Fifield was solictied at the same time as Shaw - was cancelled at the same time as her, too! But because NECA never, ever gives up, they hauled those prototypes out and released them to coincide with Alient: Covenant, meaning we finally get Mr. Dirty, here. Below the neck, he uses the same molds as David 8, just painted in darker, dirtier colors - after all, he has fallen face-first into the black goo by this point, so there's no reason his suit would still be looking pristine. The sculpt is just as good today as it was five years ago, with heavy protective plating over the flexible suit beneath - it's just been given a heavy wash to make it look filthy.

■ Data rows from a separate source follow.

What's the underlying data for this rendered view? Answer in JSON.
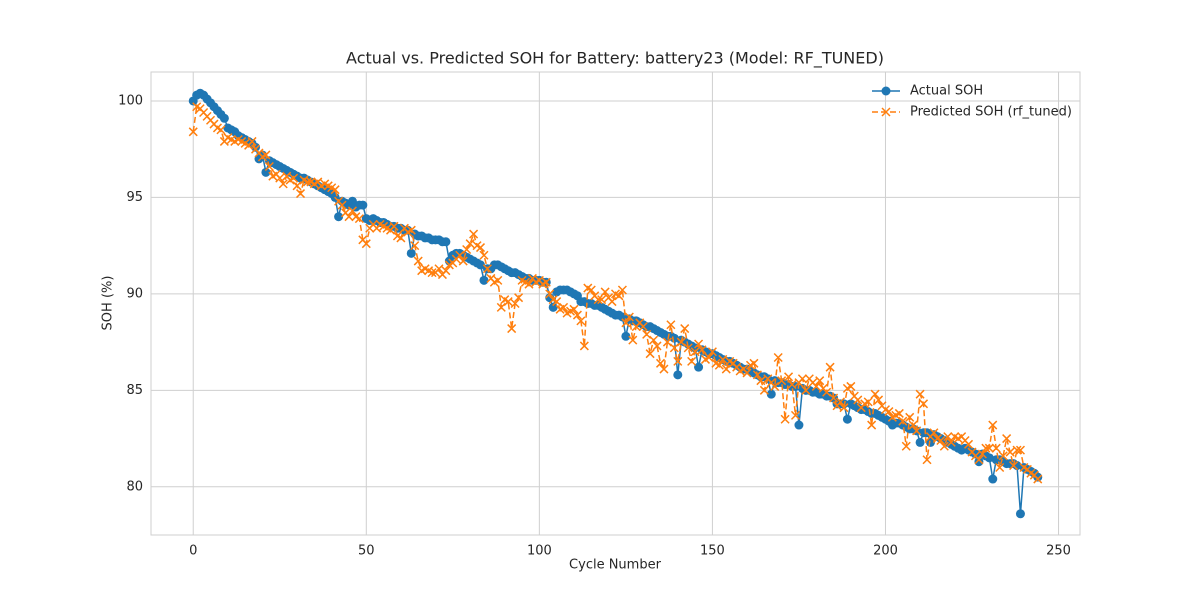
{
  "chart_data": {
    "type": "line",
    "title": "Actual vs. Predicted SOH for Battery: battery23 (Model: RF_TUNED)",
    "x_label": "Cycle Number",
    "y_label": "SOH (%)",
    "xlim": [
      -12.2,
      256.2
    ],
    "xticks": [
      0,
      50,
      100,
      150,
      200,
      250
    ],
    "ylim": [
      77.5,
      101.5
    ],
    "yticks": [
      80,
      85,
      90,
      95,
      100
    ],
    "grid": true,
    "legend": "upper right",
    "x": [
      0,
      1,
      2,
      3,
      4,
      5,
      6,
      7,
      8,
      9,
      10,
      11,
      12,
      13,
      14,
      15,
      16,
      17,
      18,
      19,
      20,
      21,
      22,
      23,
      24,
      25,
      26,
      27,
      28,
      29,
      30,
      31,
      32,
      33,
      34,
      35,
      36,
      37,
      38,
      39,
      40,
      41,
      42,
      43,
      44,
      45,
      46,
      47,
      48,
      49,
      50,
      51,
      52,
      53,
      54,
      55,
      56,
      57,
      58,
      59,
      60,
      61,
      62,
      63,
      64,
      65,
      66,
      67,
      68,
      69,
      70,
      71,
      72,
      73,
      74,
      75,
      76,
      77,
      78,
      79,
      80,
      81,
      82,
      83,
      84,
      85,
      86,
      87,
      88,
      89,
      90,
      91,
      92,
      93,
      94,
      95,
      96,
      97,
      98,
      99,
      100,
      101,
      102,
      103,
      104,
      105,
      106,
      107,
      108,
      109,
      110,
      111,
      112,
      113,
      114,
      115,
      116,
      117,
      118,
      119,
      120,
      121,
      122,
      123,
      124,
      125,
      126,
      127,
      128,
      129,
      130,
      131,
      132,
      133,
      134,
      135,
      136,
      137,
      138,
      139,
      140,
      141,
      142,
      143,
      144,
      145,
      146,
      147,
      148,
      149,
      150,
      151,
      152,
      153,
      154,
      155,
      156,
      157,
      158,
      159,
      160,
      161,
      162,
      163,
      164,
      165,
      166,
      167,
      168,
      169,
      170,
      171,
      172,
      173,
      174,
      175,
      176,
      177,
      178,
      179,
      180,
      181,
      182,
      183,
      184,
      185,
      186,
      187,
      188,
      189,
      190,
      191,
      192,
      193,
      194,
      195,
      196,
      197,
      198,
      199,
      200,
      201,
      202,
      203,
      204,
      205,
      206,
      207,
      208,
      209,
      210,
      211,
      212,
      213,
      214,
      215,
      216,
      217,
      218,
      219,
      220,
      221,
      222,
      223,
      224,
      225,
      226,
      227,
      228,
      229,
      230,
      231,
      232,
      233,
      234,
      235,
      236,
      237,
      238,
      239,
      240,
      241,
      242,
      243,
      244
    ],
    "series": [
      {
        "name": "Actual SOH",
        "color": "#1f77b4",
        "marker": "o",
        "linestyle": "solid",
        "values": [
          100.0,
          100.3,
          100.4,
          100.3,
          100.1,
          99.9,
          99.7,
          99.5,
          99.3,
          99.1,
          98.6,
          98.5,
          98.4,
          98.2,
          98.1,
          98.0,
          97.9,
          97.8,
          97.6,
          97.0,
          97.2,
          96.3,
          96.9,
          96.8,
          96.7,
          96.6,
          96.5,
          96.4,
          96.3,
          96.2,
          96.1,
          96.0,
          96.0,
          95.9,
          95.8,
          95.7,
          95.6,
          95.5,
          95.4,
          95.3,
          95.2,
          95.0,
          94.0,
          94.8,
          94.7,
          94.6,
          94.8,
          94.5,
          94.6,
          94.6,
          93.9,
          93.8,
          93.9,
          93.8,
          93.7,
          93.7,
          93.6,
          93.5,
          93.5,
          93.4,
          93.4,
          93.3,
          93.3,
          92.1,
          93.1,
          93.0,
          93.0,
          92.9,
          92.9,
          92.8,
          92.8,
          92.8,
          92.7,
          92.7,
          91.7,
          92.0,
          92.1,
          92.1,
          92.0,
          91.9,
          91.8,
          91.7,
          91.6,
          91.5,
          90.7,
          91.3,
          91.3,
          91.5,
          91.5,
          91.4,
          91.3,
          91.2,
          91.1,
          91.1,
          91.0,
          90.9,
          90.8,
          90.8,
          90.7,
          90.7,
          90.7,
          90.6,
          90.6,
          89.8,
          89.3,
          90.1,
          90.2,
          90.2,
          90.2,
          90.1,
          90.0,
          89.9,
          89.6,
          89.6,
          89.5,
          89.5,
          89.4,
          89.4,
          89.3,
          89.2,
          89.1,
          89.0,
          88.9,
          88.9,
          88.8,
          87.8,
          88.7,
          88.6,
          88.6,
          88.5,
          88.4,
          88.3,
          88.3,
          88.2,
          88.1,
          88.0,
          87.9,
          87.8,
          87.8,
          87.7,
          85.8,
          87.6,
          87.5,
          87.4,
          87.3,
          87.2,
          86.2,
          87.1,
          87.0,
          86.9,
          86.9,
          86.8,
          86.7,
          86.6,
          86.5,
          86.5,
          86.4,
          86.3,
          86.2,
          86.1,
          86.1,
          86.0,
          85.9,
          85.8,
          85.7,
          85.7,
          85.6,
          84.8,
          85.5,
          85.4,
          85.4,
          85.3,
          85.3,
          85.2,
          85.2,
          83.2,
          85.1,
          85.0,
          85.0,
          84.9,
          84.9,
          84.8,
          84.8,
          84.7,
          84.7,
          84.6,
          84.3,
          84.3,
          84.3,
          83.5,
          84.3,
          84.2,
          84.1,
          84.0,
          84.0,
          83.9,
          83.8,
          83.8,
          83.7,
          83.6,
          83.5,
          83.4,
          83.2,
          83.3,
          83.3,
          83.2,
          83.1,
          83.0,
          83.0,
          82.9,
          82.3,
          82.8,
          82.8,
          82.3,
          82.7,
          82.6,
          82.5,
          82.4,
          82.3,
          82.2,
          82.1,
          82.0,
          81.9,
          82.0,
          81.9,
          81.8,
          81.7,
          81.3,
          81.7,
          81.6,
          81.5,
          80.4,
          81.4,
          81.4,
          81.3,
          81.2,
          81.2,
          81.2,
          81.1,
          78.6,
          81.0,
          80.9,
          80.8,
          80.7,
          80.5
        ]
      },
      {
        "name": "Predicted SOH (rf_tuned)",
        "color": "#ff7f0e",
        "marker": "x",
        "linestyle": "dashed",
        "values": [
          98.4,
          99.7,
          99.6,
          99.4,
          99.2,
          99.0,
          98.8,
          98.6,
          98.5,
          97.9,
          98.1,
          98.0,
          97.9,
          98.0,
          97.9,
          97.8,
          97.7,
          97.9,
          97.5,
          97.3,
          97.1,
          97.2,
          96.6,
          96.1,
          96.2,
          96.0,
          95.7,
          96.1,
          95.9,
          96.0,
          95.6,
          95.2,
          95.9,
          95.8,
          95.8,
          95.7,
          95.8,
          95.6,
          95.7,
          95.6,
          95.5,
          95.4,
          94.8,
          94.6,
          94.2,
          94.0,
          94.3,
          94.0,
          93.9,
          92.8,
          92.6,
          93.4,
          93.6,
          93.4,
          93.6,
          93.5,
          93.4,
          93.3,
          93.5,
          93.0,
          92.9,
          93.4,
          93.2,
          93.3,
          92.5,
          91.7,
          91.2,
          91.3,
          91.2,
          91.1,
          91.1,
          91.3,
          91.0,
          91.2,
          91.5,
          91.6,
          91.8,
          92.0,
          91.7,
          92.3,
          92.6,
          93.1,
          92.5,
          92.4,
          92.0,
          91.3,
          90.8,
          90.6,
          90.7,
          89.3,
          89.7,
          89.6,
          88.2,
          89.5,
          89.8,
          90.7,
          90.6,
          90.5,
          90.8,
          90.6,
          90.7,
          90.5,
          90.6,
          90.0,
          89.7,
          89.6,
          89.2,
          89.3,
          89.0,
          89.1,
          89.2,
          88.9,
          88.6,
          87.3,
          90.3,
          90.2,
          89.9,
          89.7,
          89.7,
          90.1,
          89.8,
          89.6,
          90.0,
          89.9,
          90.2,
          88.5,
          88.8,
          87.6,
          88.3,
          88.5,
          88.3,
          87.9,
          86.9,
          87.6,
          87.3,
          86.4,
          86.1,
          87.5,
          88.4,
          87.2,
          86.5,
          87.5,
          88.2,
          87.2,
          86.5,
          87.0,
          87.4,
          87.1,
          86.6,
          86.7,
          87.0,
          86.4,
          86.3,
          86.6,
          86.1,
          86.5,
          86.4,
          86.2,
          86.0,
          86.1,
          85.9,
          86.3,
          86.4,
          85.8,
          85.5,
          85.0,
          85.6,
          85.4,
          85.2,
          86.7,
          85.5,
          83.5,
          85.7,
          85.3,
          83.7,
          85.4,
          85.6,
          85.0,
          85.6,
          85.4,
          85.2,
          85.5,
          85.1,
          84.9,
          86.2,
          84.6,
          84.2,
          84.4,
          84.1,
          85.1,
          85.2,
          84.7,
          84.5,
          84.1,
          84.3,
          84.4,
          83.2,
          84.8,
          84.5,
          84.2,
          84.0,
          83.9,
          83.6,
          83.7,
          83.8,
          83.4,
          82.1,
          83.6,
          83.2,
          82.9,
          84.8,
          84.3,
          81.4,
          82.6,
          82.8,
          82.5,
          82.4,
          82.1,
          82.6,
          82.3,
          82.6,
          82.5,
          82.6,
          82.4,
          82.2,
          81.8,
          81.6,
          81.4,
          81.7,
          82.0,
          82.0,
          83.2,
          82.0,
          81.0,
          81.6,
          82.5,
          81.8,
          81.1,
          81.9,
          81.9,
          81.0,
          80.9,
          80.7,
          80.6,
          80.4
        ]
      }
    ]
  }
}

The original plan for Fifield's mutated form would have been very xenomorph-y, with a translucent dome head, spindly limbs, and dorsal tubes poking out of his back. But then Ridley Scott wanted to pretend Prometheus "wasn't" connected to Alien, wink-wink, so the finished CGI was scrapped and instead we got (Mission Impossible villain) Sean Harris in heavy prosthetic makeup. His head is weird and lumpy, his skin is a pitted mess with a deep crack running down the forehead, and his teeth look like they're trying to escape from his mouth. It's definitely gross and inhuman, and the sculpt captures the movie makeup wonderfully, but the other design would have been superior in every regard.

It also would have meant NECA needed to create an entirely new body for him, which was definitely out of the budget for this line. Heck, they couldn't even spring to change his articulation! Remember, the original Prometheus figures came out in that span when NECA had apparently forgotten how to make proper swivel/hinge elbow joints, so this body's forearms are as useless as the Planet of the Apes figures'. Fifield severely needs increased articulation, so you could get him into inhuman poses, like when he first comes back to the ship and is all twisted up in a pile.

At least he gets a new helmet. Since the crew's suits were airtight, Fifield would have been fine faceplanting in the goo, if the front of his helmet hadn't first been dissolved by Hammerpede blood. But it was, so he wasn't. The helmet included with this figure is missing its front panel, and instead of being clear, it's painted with the same kind of schmutz as the rest of the suit. It's pretty difficult to get the piece on over his weird head - the trick is to tip his chin down, slide the helmet over the back of his cranium, then wiggle it down onto the collar. And be aware that you might scrape some paint off his beard. He also includes the tiny shoulder-mounted camera and the same handheld flashlight thing as David, because... inertia? Neither of them are necessary inclusions, and even if it wouldn't have been completely accurate, we'd have rather gotten an alternate "deleted scene" head.

I never saw Fifield at my local Toys Я Us, because whoever was in charge of stocking the NECA products there was either forgetful, lazy, or just plain ol' bad at their job. But when I was on my grand farewell tour, he finally made an appearance, and I was glad to be able to pick him up - even if he's not as good a toy as he could have been.